Plutarch. Plutarch's Lives, Vol. III. Perrin, Bernadotte, translator. Cambridge, MA: Harvard University Press; London: William Heinemann Ltd., 1914.

They were the more ready to do this because, all through the war, they had found it hard to put up with his harshness and the Laconian style with which he exercised his authority. Timaeus says, moreover, that they denounced his exceeding penuriousness and avarice,—an inherited infirmity, it would seem, since his father, Cleandridas, was convicted of taking bribes and had to flee his country. And Gylippus himself, for abstracting thirty talents from the thousand which Lysander had sent to Sparta, and hiding them in the roof of his house—as an informer was prompt to show—was banished in the deepest disgrace. But this has been told with more detail in my Life of Lysander.[*](Plut. Lys. 16 f.)
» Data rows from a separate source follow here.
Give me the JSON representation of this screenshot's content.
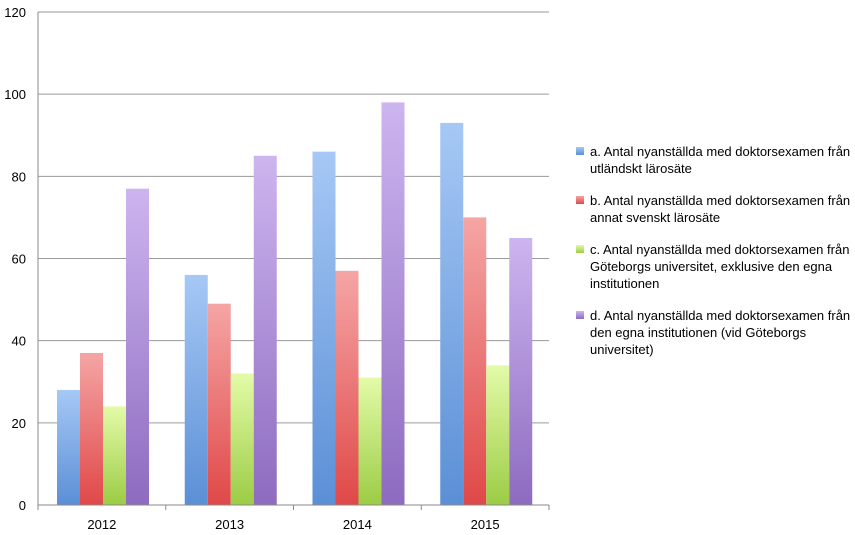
{
  "chart_data": {
    "type": "bar",
    "categories": [
      "2012",
      "2013",
      "2014",
      "2015"
    ],
    "series": [
      {
        "name": "a. Antal nyanställda med doktorsexamen från utländskt lärosäte",
        "values": [
          28,
          56,
          86,
          93
        ],
        "color": "#5b8fd6",
        "color_light": "#a6c8f5"
      },
      {
        "name": "b. Antal nyanställda med doktorsexamen från annat svenskt lärosäte",
        "values": [
          37,
          49,
          57,
          70
        ],
        "color": "#e04848",
        "color_light": "#f5a5a5"
      },
      {
        "name": "c. Antal nyanställda med doktorsexamen från Göteborgs universitet, exklusive den egna institutionen",
        "values": [
          24,
          32,
          31,
          34
        ],
        "color": "#9ccc45",
        "color_light": "#e3fba8"
      },
      {
        "name": "d. Antal nyanställda med doktorsexamen från den egna institutionen (vid Göteborgs universitet)",
        "values": [
          77,
          85,
          98,
          65
        ],
        "color": "#8d6bc0",
        "color_light": "#cdb5ef"
      }
    ],
    "y_ticks": [
      "0",
      "20",
      "40",
      "60",
      "80",
      "100",
      "120"
    ],
    "ylim": [
      0,
      120
    ],
    "grid": true,
    "legend_position": "right"
  }
}
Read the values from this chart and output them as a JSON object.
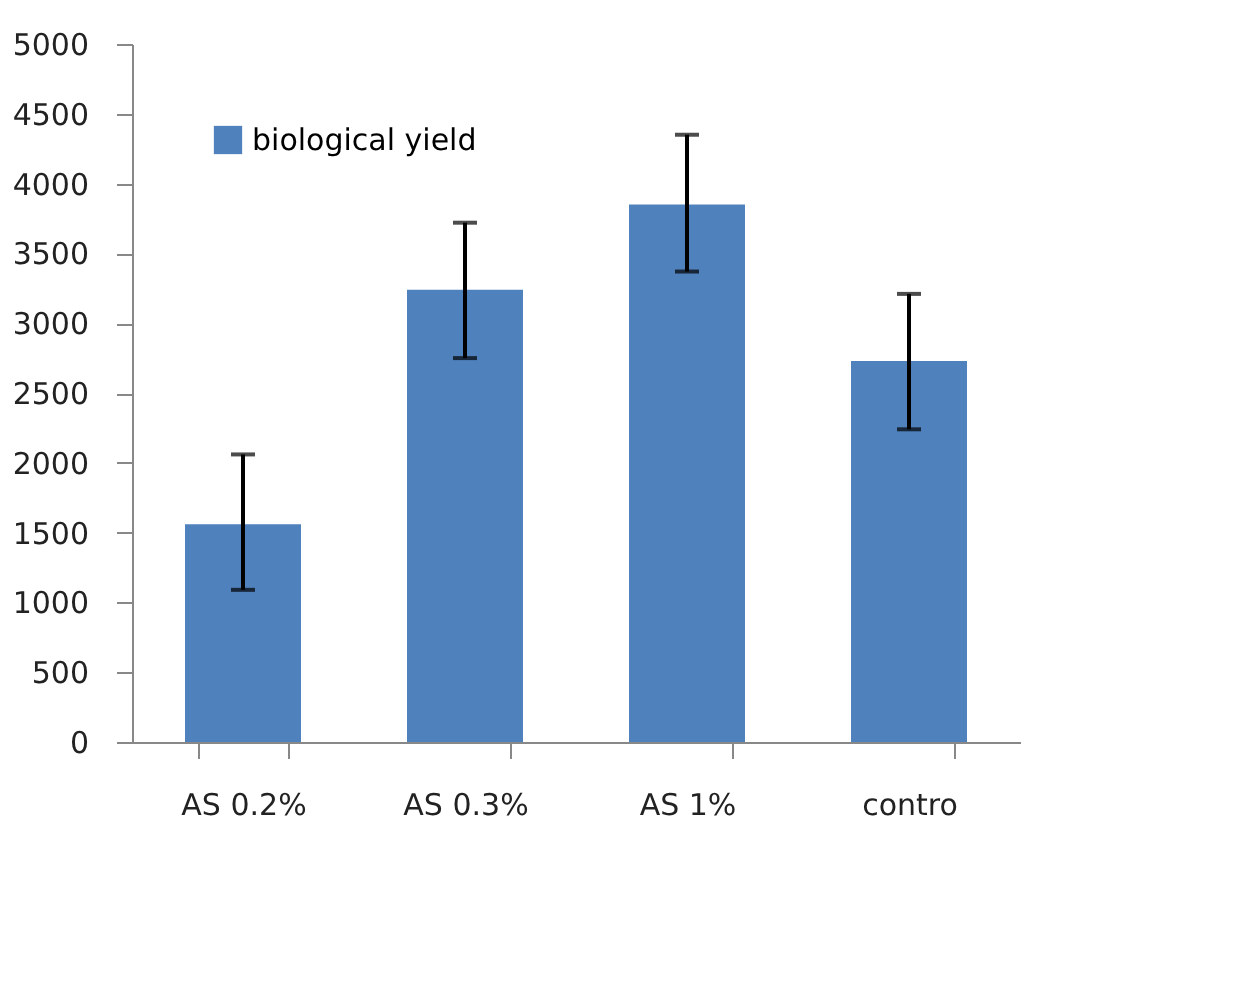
{
  "chart_data": {
    "type": "bar",
    "categories": [
      "AS 0.2%",
      "AS 0.3%",
      "AS  1%",
      "contro"
    ],
    "series": [
      {
        "name": "biological yield",
        "color": "#4f81bd",
        "values": [
          1560,
          3240,
          3850,
          2730
        ],
        "errors": [
          [
            1090,
            2060
          ],
          [
            2750,
            3720
          ],
          [
            3370,
            4350
          ],
          [
            2240,
            3210
          ]
        ]
      }
    ],
    "ylim": [
      0,
      5000
    ],
    "yticks": [
      0,
      500,
      1000,
      1500,
      2000,
      2500,
      3000,
      3500,
      4000,
      4500,
      5000
    ],
    "grid": false,
    "legend": "top left"
  }
}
Timaeus denies that Demosthenes and Nicias were put to death by the orders of the Syracusans, as Philistus and Thucydides[*](Thuc. 7.86.2) state; but rather, Hermocrates sent word to them of the decision of the assembly while it was yet in session, and with the connivance of one of their guards they took their own lives. Their bodies, however, he says, were cast out at the prison door, and lay there in plain sight of all who craved the spectacle.